Some have attributed the WHO’s rapid Zika response to the backlash the organization faced for its sluggish and tentative approach to the deadly Ebola outbreak that began in 2013. Indeed, policymakers often look to past epidemics to provide insights into current emergencies. In 1976, a swine flu was detected at Fort Dix in New Jersey bearing similarities to the influenza strain that caused the pandemic of 1918. In order to prevent another 1918-like “worst case scenario,” the United States government administered a swine flu vaccine that ultimately may have caused more damage than the flu itself. The flu outbreak never materialized, but a slew of cases of Guillain-Barre syndrome thought to be linked to the vaccine forced the government to shut down the vaccination program and pay out millions in damages. The incident also tarnished the reputation of vaccines, arguably one of the most important and life-saving medical advances in history.

“It’s very dangerous to draw lessons from history,” Alcabes says. In another case of overreaction, albeit with less tragic consequences, the viral respiratory illness SARS incited panic in early 2003, then all but disappeared by July.
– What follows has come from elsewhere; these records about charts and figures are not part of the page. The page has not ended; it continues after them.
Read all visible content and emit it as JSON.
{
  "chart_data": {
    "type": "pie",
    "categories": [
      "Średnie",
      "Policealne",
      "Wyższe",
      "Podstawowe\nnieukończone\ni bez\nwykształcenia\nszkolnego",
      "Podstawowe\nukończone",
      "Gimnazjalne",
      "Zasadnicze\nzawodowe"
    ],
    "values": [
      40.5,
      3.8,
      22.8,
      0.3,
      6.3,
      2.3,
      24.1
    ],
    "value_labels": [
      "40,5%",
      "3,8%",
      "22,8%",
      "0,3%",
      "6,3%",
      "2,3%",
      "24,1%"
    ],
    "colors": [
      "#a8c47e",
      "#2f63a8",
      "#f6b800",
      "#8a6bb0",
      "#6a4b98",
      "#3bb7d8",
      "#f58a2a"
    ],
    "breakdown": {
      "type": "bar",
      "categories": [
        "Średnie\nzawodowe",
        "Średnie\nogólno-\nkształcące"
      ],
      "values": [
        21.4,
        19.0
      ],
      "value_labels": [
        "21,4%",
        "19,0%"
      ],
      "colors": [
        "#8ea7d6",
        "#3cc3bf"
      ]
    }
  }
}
In the case of HIV, on the other hand, “plenty of warning signs about the possibility of global spread of HIV were shoved aside because of a dogmatic interest in believing that HIV was a problem for selected population groups—gay men or drug users,” Alcabes says. Without knowing more about the Zika virus, it’s impossible to know which lessons from history might be instructive.

History has shown that disease can also spread bigotry. Threats to our health can bring subconscious anxieties about outsiders to the surface. Often, in the case of diseases, that means issues of race or immigration, and those insecurities can result in support for policies that institutionalize discrimination, by banning flights from certain countries or instituting additional screening protocols for certain populations—both of which were suggested when Ebola was ravaging Western Africa.

“That’s the thing I’m most worried about,” Alcabes says. “That latent urges to discriminate against people, to deny people services, or deny people access, can be rationalized by some people on the basis of wanting to prevent the spread of a disease.”

So far, this epidemic has not instigated the creation of racially discriminatory or ethnocentric policies. But Latin American governments’ advice to women to avoid pregnancy while researchers sort out the science puts a significant moral burden on potential mothers. If Zika is the culprit for the birth defects, then the government warning could prevent Brazil and other Latin American countries from bringing a “damaged generation,” into the world (to use the Brazilian health minister’s term). But it’s hard to say whether such a warning is warranted without more information on Zika.

“I think the main problem is the institution of policies that are discriminatory, or the institution of policies that put certain people, say pregnant women or women who might become pregnant, in a jam,” Alcabes says. “If the policy is ‘don’t have babies,’ and there isn’t access to contraception or abortion services, then women are in a jam.”